Some health insurers that have responded to the shortage by agreeing to cover the FluMist vaccine for at least the 2003-2004 flu season include Aetna Inc., Hartford; AmeriHealth, Mount Laurel, N.J.; Anthem Inc., Indianapolis; Blue Cross and Blue Shield of Minnesota, Eagan, Minn.; Blue Cross and Blue Shield of North Carolina, Chapel Hill, N.C.; CIGNA Corp., Philadelphia; Group Health Inc., New York; Highmark Blue Shield, Camp Hill, Pa.; Horizon Blue Cross Blue Shield, Newark, N.J.; Medica Health Plans, Minnetonka, Minn.; Oxford Health Plans Inc., Norwalk, Conn.; PacifiCare Health Systems Inc., Cypress, Calif.; and Principal Financial Group Inc., Des Moines, Iowa.

UnitedHealth Group Inc., Minnetonka, Minn., began covering the FluMist vaccine before the flu season began.

In a typical year, flu infects about 50 million U.S. residents. One in 500 of the patients who contract the flu enter the hospital, and 1 in 3 of the patients who enter the hospital with the flu die.

This year, the flu has not reached epidemic levels, but it has hit early and hard, according to the U.S. Centers for Disease Control and Prevention.
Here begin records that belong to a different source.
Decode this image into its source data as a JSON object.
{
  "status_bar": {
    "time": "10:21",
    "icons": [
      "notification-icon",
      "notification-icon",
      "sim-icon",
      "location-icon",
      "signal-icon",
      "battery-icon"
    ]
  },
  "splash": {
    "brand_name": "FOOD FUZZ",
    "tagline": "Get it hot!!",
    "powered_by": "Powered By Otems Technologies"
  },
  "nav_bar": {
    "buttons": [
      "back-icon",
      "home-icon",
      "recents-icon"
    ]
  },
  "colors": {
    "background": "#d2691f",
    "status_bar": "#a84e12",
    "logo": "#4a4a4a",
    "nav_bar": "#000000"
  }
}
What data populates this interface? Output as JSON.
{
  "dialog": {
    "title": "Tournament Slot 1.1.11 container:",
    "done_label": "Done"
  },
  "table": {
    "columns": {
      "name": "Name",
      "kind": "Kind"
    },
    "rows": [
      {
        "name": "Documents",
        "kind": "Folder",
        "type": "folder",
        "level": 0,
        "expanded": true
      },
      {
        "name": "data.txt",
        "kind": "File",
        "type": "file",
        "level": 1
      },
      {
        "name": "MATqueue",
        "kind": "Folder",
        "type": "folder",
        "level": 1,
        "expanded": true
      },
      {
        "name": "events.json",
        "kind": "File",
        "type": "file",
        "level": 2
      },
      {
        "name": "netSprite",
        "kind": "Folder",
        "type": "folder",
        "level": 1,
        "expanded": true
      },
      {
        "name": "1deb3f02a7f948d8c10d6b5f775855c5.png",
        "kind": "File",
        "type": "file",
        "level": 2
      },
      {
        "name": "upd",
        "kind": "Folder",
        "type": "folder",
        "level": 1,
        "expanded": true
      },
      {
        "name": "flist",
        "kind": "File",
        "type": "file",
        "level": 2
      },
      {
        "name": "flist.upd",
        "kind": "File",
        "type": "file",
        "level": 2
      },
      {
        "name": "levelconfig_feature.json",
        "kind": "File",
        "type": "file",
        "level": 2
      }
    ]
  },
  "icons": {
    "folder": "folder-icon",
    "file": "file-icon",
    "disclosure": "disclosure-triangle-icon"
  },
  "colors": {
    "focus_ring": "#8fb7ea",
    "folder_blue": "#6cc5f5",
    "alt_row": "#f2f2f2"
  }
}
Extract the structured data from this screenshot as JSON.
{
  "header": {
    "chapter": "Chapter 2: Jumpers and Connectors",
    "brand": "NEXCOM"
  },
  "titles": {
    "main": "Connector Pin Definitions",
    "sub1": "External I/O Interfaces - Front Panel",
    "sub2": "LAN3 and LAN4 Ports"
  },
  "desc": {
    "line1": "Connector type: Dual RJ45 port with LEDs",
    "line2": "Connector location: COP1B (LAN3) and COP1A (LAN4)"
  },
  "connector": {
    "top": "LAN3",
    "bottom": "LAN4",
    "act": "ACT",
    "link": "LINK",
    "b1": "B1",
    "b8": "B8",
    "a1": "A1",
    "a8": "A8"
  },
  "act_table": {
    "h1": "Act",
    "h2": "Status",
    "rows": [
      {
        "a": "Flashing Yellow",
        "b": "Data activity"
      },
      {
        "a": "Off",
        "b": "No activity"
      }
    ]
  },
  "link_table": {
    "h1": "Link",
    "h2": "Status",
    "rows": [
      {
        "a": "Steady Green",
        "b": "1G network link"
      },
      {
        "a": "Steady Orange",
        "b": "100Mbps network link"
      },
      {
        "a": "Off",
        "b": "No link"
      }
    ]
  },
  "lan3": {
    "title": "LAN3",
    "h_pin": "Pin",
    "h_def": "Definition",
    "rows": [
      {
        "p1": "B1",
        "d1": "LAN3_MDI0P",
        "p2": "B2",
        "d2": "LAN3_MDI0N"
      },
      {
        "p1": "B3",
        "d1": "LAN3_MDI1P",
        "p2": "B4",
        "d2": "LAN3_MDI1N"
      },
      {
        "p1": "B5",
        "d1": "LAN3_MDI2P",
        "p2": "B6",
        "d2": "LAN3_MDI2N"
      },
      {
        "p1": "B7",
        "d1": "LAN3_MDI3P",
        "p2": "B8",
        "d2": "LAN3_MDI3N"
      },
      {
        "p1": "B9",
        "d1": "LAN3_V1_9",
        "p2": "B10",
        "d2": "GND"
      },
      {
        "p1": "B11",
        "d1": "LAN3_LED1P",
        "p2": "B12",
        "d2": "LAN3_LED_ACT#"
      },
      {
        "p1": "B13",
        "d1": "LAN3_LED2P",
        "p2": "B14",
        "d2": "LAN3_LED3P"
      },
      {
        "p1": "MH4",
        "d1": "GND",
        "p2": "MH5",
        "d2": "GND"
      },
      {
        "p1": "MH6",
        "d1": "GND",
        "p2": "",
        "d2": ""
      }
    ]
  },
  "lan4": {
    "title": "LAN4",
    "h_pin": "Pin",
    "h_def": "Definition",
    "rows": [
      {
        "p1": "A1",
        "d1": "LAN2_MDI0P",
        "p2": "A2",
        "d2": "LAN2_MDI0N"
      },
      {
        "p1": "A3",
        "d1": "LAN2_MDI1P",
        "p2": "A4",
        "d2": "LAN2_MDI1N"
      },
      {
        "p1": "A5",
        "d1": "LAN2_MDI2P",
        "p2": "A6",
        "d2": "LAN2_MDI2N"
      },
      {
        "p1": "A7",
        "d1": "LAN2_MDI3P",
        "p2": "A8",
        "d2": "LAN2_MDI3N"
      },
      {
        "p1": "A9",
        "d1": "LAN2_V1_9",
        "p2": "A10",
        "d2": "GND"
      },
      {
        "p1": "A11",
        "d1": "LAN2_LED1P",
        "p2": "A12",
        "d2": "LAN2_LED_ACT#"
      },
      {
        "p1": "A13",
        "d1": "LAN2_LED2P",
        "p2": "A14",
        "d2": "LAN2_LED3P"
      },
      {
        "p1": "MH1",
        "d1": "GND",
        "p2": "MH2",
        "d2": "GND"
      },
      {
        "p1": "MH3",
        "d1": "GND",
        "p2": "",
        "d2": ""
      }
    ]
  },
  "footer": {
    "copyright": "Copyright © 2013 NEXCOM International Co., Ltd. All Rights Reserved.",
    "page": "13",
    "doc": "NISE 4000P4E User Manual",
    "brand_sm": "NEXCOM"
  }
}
The flu and a common complication of the flu, pneumonia, accounted for 7% of all deaths reported during the week ending Dec. 6 through the CDC’s 122 Cities Mortality Reporting System.

Adding temporary coverage for the FluMist vaccine will “enable more members to be vaccinated against influenza,” Aetna says in a statement about its decision to cover the nasal spray. “In addition, this also will allow the medical community, and state and local public health officials, to redirect limited supplies of the injectable influenza vaccine to those individuals in high-risk categories.”

In a similar statement, CIGNA says it is covering FluMist mainly because of CDC recommendations that health care organizations help steer healthy individuals between the ages of 5 and 49 to the nasal spray, so that public health authorities will have enough flu shots to help young children and older adults who are at high risk of dying from the flu and are not eligible to use the nasal spray.